Enfin, quand bien même on voudrait déposer plainte pour escroquerie, il faudra bien sûr la prouver. Difficile dans une activité qui, même pratiquée dans les bureaux les plus modernes, demeure informelle.
Trois questions à… Mustapha Akhmiss, Anthropologue
Investir les réseaux sociaux et proposer des consultations en ligne, est-ce un simple effet de mode destiné à accompagner l’évolution de la société ?
Consulter une chouaffa est une pratique qui existe depuis la nuit des temps. Ces voyants, appelés aussi chamanes, sorciers, guérisseurs, sont avant tout d’habiles orateurs qui devinent les besoins de leurs clients et leurs tiennent un discours inspiré de la psychologie. Ils ont le don de révéler aux gens ce qu’ils sont, mais aussi ce qu’ils peuvent devenir en interprétant leurs désirs et en devinant leur détresse. Certains voyants profitent de ce potentiel et décident de l’exploiter en investissant les réseaux sociaux, en proposant des consultations via des logiciels de tchat ou en suggérant des remèdes par e-mail. Ils modernisent cette pratique afin de toucher une plus large clientèle qui n’a pas forcément le temps de se déplacer, ou qui n’a tout simplement pas envie de s’afficher dans ce genre d’endroits.
En l’absence de l’ambiance mystique présente chez une chouaffa traditionnelle, ce mode de voyance 2.0 procure-t-il la même satisfaction ?
Si la chouaffa traditionnelle utilise un certain nombre de subterfuges afin d’épater le client (bkhour, chambres rouges, grand voile sur la tête, silence religieux…), la voyante nouvelle génération fait plutôt appel à une approche individuelle et éclectique de la spiritualité. Certains y trouvent leurs comptes, car c’est une manière plus ou moins élégante de s’adonner à la voyance, tout en gardant un semblant de rationalité.
Certains voyants légitiment leur savoir-faire par des formations spécifiques, diplômes à l’appui.
La voyance n’est ni une science exacte, ni une illusion. Il s’agit plutôt d’une parapsychologie qui met en jeu le psychisme et son interaction avec notre monde. Les personnes qui recourent aux chouaffate n’ont pas trouvé de réponses à leurs problèmes somatiques ou psychiques à travers la médecine et la psychiatrie moderne. C’est avant tout une pratique psychologique
qui tend à rassurer les esprits en souffrance.
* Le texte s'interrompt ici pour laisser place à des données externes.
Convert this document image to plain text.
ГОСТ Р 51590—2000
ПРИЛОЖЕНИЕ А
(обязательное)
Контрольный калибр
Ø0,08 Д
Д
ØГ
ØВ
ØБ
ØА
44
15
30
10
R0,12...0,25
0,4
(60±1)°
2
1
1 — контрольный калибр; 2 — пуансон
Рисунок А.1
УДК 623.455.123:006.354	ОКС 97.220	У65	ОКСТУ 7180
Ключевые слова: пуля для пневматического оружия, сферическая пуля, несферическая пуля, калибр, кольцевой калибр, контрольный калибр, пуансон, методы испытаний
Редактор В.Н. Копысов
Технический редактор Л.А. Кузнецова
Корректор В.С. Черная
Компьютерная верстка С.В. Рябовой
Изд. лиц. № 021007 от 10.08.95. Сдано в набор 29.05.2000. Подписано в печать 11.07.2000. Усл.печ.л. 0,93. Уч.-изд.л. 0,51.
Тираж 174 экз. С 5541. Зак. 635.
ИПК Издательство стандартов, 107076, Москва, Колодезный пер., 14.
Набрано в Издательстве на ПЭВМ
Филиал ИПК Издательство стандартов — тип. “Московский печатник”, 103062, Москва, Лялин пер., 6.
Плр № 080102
Consultations : testé pour vous
Expérience. Les chouaffate sont-elles crédibles ? Pour en avoir le cœur net, j’ai demandé à deux voyants de lire mon avenir dans les cartes. Leurs versions divergent.
Je demande à Omar, voyant à Casablanca, de prédire mon avenir avec Samir, un homme que je viens de rencontrer. Après lui avoir montré sa photo sur mon smartphone, il me transmet ce qu’il prétend lire dans les cartes de tarot :
“Tenez, mélangez les cartes puis rendez-les-moi. Vous venez de vous rencontrer, mais vous êtes déjà très attachés l’un à l’autre. Il a un fort caractère et vous n’êtes pas facile à vivre non plus. D’ailleurs, vous êtes en froid actuellement et vous ne vous parlez plus depuis une dizaine de jours. Est-il à l’étranger ? Il n’a pas le temps de vous voir et vous le lui reprochez. Mais il ne pourra pas tenir longtemps sans vous parler et il finira par revenir vers vous. Il a un complexe affectif et a du mal à s’engager avec une femme. A-t-il déjà été marié ? Avait-il une relation qui n’a pas fonctionné ? C’est la cause de son désistement. Il a peur de s’attacher à une femme. C’est un homme sérieux qui n’a pas de temps à perdre. Il envisage de se marier. Vous comptez aller le voir ? Vous a-t-il envoyé de l’argent pour le rejoindre ? Vous devriez le faire, car il tient beaucoup à vous même s’il prétend le contraire. Tenez, mélangez les cartes encore et rendez-les-moi. Beaucoup de personnes vous envient. Certains profitent de votre gentillesse. Vous êtes une tête de mule et vous parlez trop. Faites attention aux faux amis et arrêtez de raconter votre vie à n’importe qui.”
Chacun sa version
Cela semble surréaliste, mais Omar ne s’est peu trompé. Je voulais en avoir le cœur net en faisant appel à une autre voyante. Cette fois-ci, j’ai demandé à Sabine, voyante à Rabat, de lire tout simplement ce que les cartes lui disaient. Elle a accepté le principe d’une consultation gratuite pour les besoins de l’article. Sa méthode tient plus de la programmation neurolinguistique et de la psychologie que de la voyance traditionnelle. Les deux versions diffèrent et n’ont que peu de points communs.
“Tirez une carte. Vous venez de rompre, n’est-ce pas ? Ce n’est pas évident pour lui d’être avec vous, c’est triste à dire, mais je le vois plus avec une fille classique. Est-ce qu’il vous l’a dit ? En tout cas, il avait de l’affection pour vous. Tirez une carte. Vous avez un don pour les arts ? Est-ce que vous dessinez à vos heures perdues ? Vous écrivez ? Voilà ! Vous voulez faire des études de cinéma ? À Marrakech ? Non, à l’étranger. Pourquoi le Maroc vous rend triste ? Votre place n’est pas ici, vous n’êtes pas faite pour le Maroc. Votre père le sait et ça le rend triste. Votre père vous aime beaucoup. Vous ne voulez pas avoir d’enfants ? C’est ce que je vois, mais c’est drôle, je vois une petite fille très importante à vos yeux dans l’avenir, une petite Marocaine née à l’étranger. Tirez une carte. Vous avez l’impression que votre vie sera toujours pétrie de solitude. Je vois une fermeture, une prudence sexuelle ou affective. Vous êtes un garçon manqué depuis l’enfance, la féminité n’est pas votre truc. Tirez une carte. Je vous vois avec un homme plus âgé que vous. C’est un important monsieur dans le domaine des arts, divorcé et qui a déjà eu des enfants d’un premier mariage. Je vous vois vous balader, main dans la main, et attablés, comme dans une réunion familiale. Je vous vois très heureuse avec lui.”
Dans les deux cas, on ne m’a pas proposé, comme chez les chouaffate traditionnelles, l’acquisition d’un hjab (talisman) pour chasser le mauvais œil ou une séance de purification au ldoun (plomb) pour déjouer les mauvais sorts.